With hardboiled miles you at least have a chance, so get out there and make you look gnarly for a bit.  Fear not, you’ll wash up okay.


  1. I envy your on-the-fly 20mph photo skills! 🙂

    Easy miles have their place but of course if you want to get fitter/faster/lighter you need to smash yourself past your limits! I went out for a 40 mile solo blast today. It was cold, raining and dark, but I did it because I want to be faster (and it helps that I enjoy riding my bike).

  2. Remember what it was like when you first started cycling and literally watching the fat melt from your body? I do. I jumped in with both feet, riding 300-400 (or more) miles a week right away. I did not work up to it, something I do not recommend to anyone. My wife and I also were eating nothing but low fat meals. I would come back from a ride and could see where I had lost weight. It was incredible. The weight loss was extreme, probably something my body could not take at my current age. I started in July at close to 240 pounds. By December I was at 185 pounds. Crazy.

    • bgddyjim says:

      Oh my God man, that’s awesome! I started out between 70 and 90 miles a week, I’m still lucky if I can top 200. Too cool brother.

      • That was pre-kids. I am where you are now, lucky to get even 150 in a week. And I do not have the speed you have.

        Do you find yourself eating more healthy when you are riding more?

      • bgddyjim says:

        To the contrary… I eat healthier through the off season. I can’t keep my weight up through the season if I eat like I do off-season. I live on fast food several days a week to pick up easy calories. My main problem is that I don’t eat a whole lot per sitting – I don’t have the stomach room. It’s a good problem to have, admittedly.

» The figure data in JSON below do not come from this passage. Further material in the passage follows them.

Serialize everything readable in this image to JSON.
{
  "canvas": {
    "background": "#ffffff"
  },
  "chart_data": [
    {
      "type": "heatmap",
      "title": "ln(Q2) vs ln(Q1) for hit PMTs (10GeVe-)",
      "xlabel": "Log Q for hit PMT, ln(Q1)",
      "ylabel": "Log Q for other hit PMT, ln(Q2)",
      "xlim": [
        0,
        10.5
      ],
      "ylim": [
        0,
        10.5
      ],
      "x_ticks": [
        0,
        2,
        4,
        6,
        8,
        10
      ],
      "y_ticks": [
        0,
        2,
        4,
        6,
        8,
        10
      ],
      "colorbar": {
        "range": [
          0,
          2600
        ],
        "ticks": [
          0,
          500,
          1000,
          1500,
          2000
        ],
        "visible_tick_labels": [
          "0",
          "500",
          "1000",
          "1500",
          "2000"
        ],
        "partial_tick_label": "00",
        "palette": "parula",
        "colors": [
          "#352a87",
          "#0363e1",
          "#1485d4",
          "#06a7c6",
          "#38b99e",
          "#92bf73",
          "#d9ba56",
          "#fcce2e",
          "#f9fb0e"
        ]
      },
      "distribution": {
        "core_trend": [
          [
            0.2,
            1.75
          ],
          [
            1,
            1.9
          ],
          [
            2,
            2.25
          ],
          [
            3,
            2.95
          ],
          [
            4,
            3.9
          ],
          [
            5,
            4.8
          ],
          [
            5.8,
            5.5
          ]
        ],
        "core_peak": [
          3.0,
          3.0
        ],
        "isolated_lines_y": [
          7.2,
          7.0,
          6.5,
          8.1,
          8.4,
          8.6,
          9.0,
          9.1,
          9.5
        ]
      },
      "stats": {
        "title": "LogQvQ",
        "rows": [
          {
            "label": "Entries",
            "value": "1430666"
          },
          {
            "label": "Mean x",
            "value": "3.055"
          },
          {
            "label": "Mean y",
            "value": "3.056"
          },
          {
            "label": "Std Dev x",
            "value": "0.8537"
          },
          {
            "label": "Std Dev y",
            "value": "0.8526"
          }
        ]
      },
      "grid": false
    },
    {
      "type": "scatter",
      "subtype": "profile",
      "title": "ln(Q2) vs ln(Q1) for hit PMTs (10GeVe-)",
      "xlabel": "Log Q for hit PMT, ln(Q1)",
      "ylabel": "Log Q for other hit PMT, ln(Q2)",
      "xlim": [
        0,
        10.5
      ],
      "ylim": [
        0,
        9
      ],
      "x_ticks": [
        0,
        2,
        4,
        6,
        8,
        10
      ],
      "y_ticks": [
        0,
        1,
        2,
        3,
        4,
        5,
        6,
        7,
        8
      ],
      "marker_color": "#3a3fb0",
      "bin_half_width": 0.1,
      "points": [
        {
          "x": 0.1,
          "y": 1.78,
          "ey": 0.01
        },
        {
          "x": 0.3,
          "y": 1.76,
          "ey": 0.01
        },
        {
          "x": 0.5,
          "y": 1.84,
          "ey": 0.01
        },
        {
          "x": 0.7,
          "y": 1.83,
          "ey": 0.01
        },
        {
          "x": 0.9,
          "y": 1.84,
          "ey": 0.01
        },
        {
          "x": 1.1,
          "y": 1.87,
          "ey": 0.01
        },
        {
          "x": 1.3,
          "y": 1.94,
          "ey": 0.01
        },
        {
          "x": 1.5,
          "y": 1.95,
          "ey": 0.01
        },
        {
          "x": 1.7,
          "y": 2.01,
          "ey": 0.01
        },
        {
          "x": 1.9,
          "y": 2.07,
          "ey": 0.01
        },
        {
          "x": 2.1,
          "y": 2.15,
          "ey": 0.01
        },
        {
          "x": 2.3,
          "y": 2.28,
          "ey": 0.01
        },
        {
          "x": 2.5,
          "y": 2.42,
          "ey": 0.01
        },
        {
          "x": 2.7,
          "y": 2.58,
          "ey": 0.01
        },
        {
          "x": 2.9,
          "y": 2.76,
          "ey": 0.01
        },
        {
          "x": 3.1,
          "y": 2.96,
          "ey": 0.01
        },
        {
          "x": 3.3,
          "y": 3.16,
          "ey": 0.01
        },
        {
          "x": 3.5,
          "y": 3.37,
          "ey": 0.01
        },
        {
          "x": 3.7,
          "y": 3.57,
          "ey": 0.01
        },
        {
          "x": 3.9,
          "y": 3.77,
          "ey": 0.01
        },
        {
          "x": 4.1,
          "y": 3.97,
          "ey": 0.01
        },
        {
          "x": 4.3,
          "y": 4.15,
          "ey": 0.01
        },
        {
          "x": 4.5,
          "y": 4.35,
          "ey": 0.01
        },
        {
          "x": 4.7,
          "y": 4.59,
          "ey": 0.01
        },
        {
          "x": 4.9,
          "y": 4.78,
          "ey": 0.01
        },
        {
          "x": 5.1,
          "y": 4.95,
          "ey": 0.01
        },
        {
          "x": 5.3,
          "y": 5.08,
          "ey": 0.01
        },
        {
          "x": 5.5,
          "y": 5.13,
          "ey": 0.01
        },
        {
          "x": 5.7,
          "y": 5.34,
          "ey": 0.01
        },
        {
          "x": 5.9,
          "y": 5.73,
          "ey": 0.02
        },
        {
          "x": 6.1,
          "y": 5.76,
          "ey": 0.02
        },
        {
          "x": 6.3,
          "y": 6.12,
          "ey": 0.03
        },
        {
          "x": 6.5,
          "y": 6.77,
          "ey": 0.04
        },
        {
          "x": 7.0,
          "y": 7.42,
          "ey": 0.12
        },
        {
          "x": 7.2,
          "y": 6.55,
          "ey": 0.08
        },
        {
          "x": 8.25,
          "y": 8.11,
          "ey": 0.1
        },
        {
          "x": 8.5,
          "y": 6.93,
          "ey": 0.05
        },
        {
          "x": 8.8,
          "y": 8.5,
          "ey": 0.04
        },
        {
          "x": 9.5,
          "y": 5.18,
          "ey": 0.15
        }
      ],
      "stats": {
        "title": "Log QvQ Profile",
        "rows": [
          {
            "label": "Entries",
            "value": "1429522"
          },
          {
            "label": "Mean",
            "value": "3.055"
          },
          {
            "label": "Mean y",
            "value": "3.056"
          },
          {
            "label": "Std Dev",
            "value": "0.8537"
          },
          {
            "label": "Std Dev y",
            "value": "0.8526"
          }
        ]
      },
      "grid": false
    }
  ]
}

  3. I see exactly what you’re talking about especially at the pool. I see overweight regulars backstroking or doing this skip/hop thing through the water, probably like a Zumba class. I’d like to tell them they need to skip/hop on dry land-the water makes them lighter. I don’t know why it bugs me when I see them doing that but for some reason it does. They’re all nice folks, I’d just like to see them really swim.